Amount K2O incorporation (lb/ac)

0-55

300-400

56-110

200-300

Over 110

0

Adapted from OSU Extension Publication EM 9080

 

If soil test K was determined using a different extractant, the results can be converted by following the directions described in BC Ministry of Agriculture publication Understanding Different Soil Test Methods (PDF) (Publication 631.500-9).

If the leaf tissue concentration of K is below the normal range, 6-12 lb. K2O/tree should be applied.
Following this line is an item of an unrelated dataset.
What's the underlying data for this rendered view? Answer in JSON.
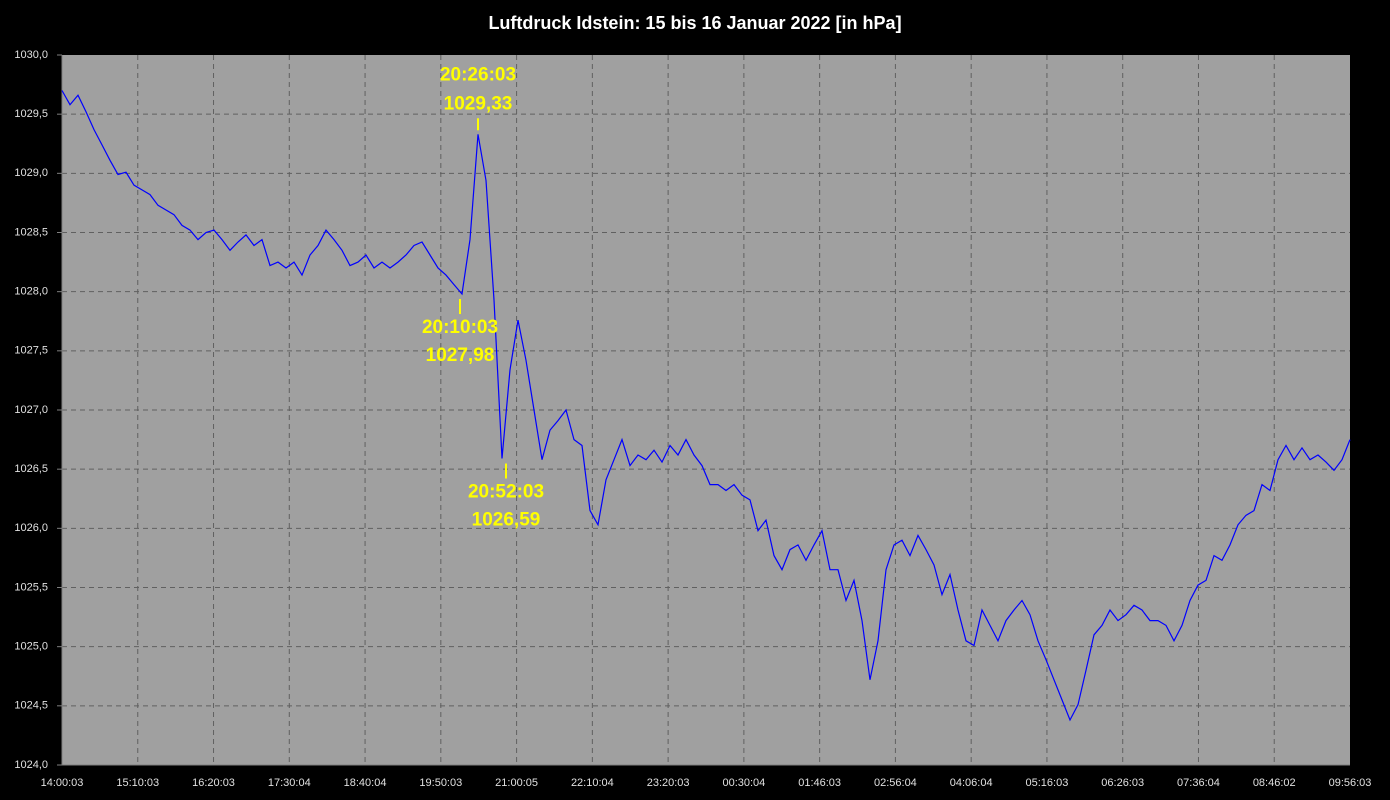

Potassium can be applied in the fall as its mobility is limited in the soil. Applications of K should be placed in a band that is 20-30 cm (8-12 in) wide.

  • Magnesium

Magnesium (Mg) can be incorporated into the soil before establishment as dolomitic lime.  If leaf tissue analysis shows that Mg is deficient, 30-40 lb/ac of actual magnesium should be applied, generally as potassium magnesium sulphate. Epsom salts (magnesium sulphate) can also be applied at a rate of 2-4 lb. /ac. Magnesium is typically applied in the spring, concurrent with N application.

  • Boron

Boron (B) is typically deficient in Fraser Valley soils; so many producers will apply B annually in mid-May to early June. Boron has also been shown to increase nut set in hazelnut orchards, even if B is not found to be deficient.

As a foliar application, up to 5 lb. Solubor/ac (1 lb actual B/ac) can be applied to orchards greater than five years old. If leaf B is above 200 ppm, B applications should be stopped for the following year. If B is soil applied, 5-7 lb actual B/ac should be used.